Reading and manipulating nested data
Ways of handling nested data
Recently, I downloaded JSON data from BigQuery and had to make sense of the data. This starts with getting the data into tabular form.
Here are the libraries I used:
library(jsonlite)
library(tidyverse)
First, read in JSON data. Once read in, we check its class type to see that its a list. We’ll want to get it into a data frame.
# read data out into Large list (321 elements, 2.4 Mb)
# each row is *another* list
funnel <- lapply(readLines("bq-mixpanel-funnel.json"), fromJSON)
# "list" class
class(funnel)
After searching online, three approaches continually resurfaced.
First, using unlist()
and converting into matrix()
before wrapping that in a data.frame()
:
# Approach 1: convert to matrix, array
unlist_funnel <- matrix(unlist(funnel), byrow = TRUE, ncol = length(funnel[[1]]))

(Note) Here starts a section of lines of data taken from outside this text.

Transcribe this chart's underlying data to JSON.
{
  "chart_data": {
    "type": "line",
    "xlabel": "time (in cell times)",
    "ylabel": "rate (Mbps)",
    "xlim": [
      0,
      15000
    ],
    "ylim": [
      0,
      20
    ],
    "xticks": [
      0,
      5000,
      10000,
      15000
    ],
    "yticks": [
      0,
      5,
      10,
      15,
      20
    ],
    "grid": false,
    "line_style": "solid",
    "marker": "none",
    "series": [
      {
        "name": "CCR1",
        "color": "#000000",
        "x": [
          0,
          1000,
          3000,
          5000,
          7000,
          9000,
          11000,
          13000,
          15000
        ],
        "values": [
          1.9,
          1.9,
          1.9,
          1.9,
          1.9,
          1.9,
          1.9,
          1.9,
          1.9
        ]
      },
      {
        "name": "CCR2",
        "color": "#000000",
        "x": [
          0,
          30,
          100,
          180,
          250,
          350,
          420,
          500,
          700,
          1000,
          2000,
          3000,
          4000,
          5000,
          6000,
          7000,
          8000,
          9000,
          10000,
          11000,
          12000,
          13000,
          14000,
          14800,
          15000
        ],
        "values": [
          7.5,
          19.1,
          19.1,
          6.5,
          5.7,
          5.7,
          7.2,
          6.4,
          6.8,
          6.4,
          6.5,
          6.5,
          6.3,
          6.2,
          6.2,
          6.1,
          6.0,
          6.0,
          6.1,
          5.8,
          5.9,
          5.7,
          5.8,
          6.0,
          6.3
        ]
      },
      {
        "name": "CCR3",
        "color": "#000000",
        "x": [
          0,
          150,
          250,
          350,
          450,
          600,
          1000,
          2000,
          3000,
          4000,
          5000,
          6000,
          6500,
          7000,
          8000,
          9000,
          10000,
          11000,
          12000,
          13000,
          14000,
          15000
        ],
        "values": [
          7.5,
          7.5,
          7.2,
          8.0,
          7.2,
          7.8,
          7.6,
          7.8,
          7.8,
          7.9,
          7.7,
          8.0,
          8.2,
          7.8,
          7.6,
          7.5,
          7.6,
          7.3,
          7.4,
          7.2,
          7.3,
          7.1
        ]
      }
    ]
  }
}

rownames(unlist_funnel) <- names(funnel)
as.data.frame(unlist_funnel) %>% view()
These next approaches get us closer (note: I know from interacting with the data in BigQuery that there should be 321 rows):
# Approach 2: Convert list to data frame
df <- data.frame(matrix(unlist(funnel), nrow = length(funnel), byrow = TRUE))
df2 <- data.frame(matrix(unlist(funnel), nrow = length(funnel), byrow = FALSE))
df3 <- data.frame(matrix(unlist(funnel), nrow = 321, byrow = TRUE), stringsAsFactors = FALSE)
The next approach is to use lapply()
#works but everything is on one column
unlist(lapply(funnel, c)) %>% view()
# this makes everything a list, but we want everything into a vector
t(lapply(funnel, c)) %>% view()
Finally, the approach that worked best, in this particular case was sapply()
. This functions turns things into vector, which can then be converted into a dataframe:
#still the ideal, this works because 'c' is used ot combine lists
t(sapply(funnel, c)) %>% view()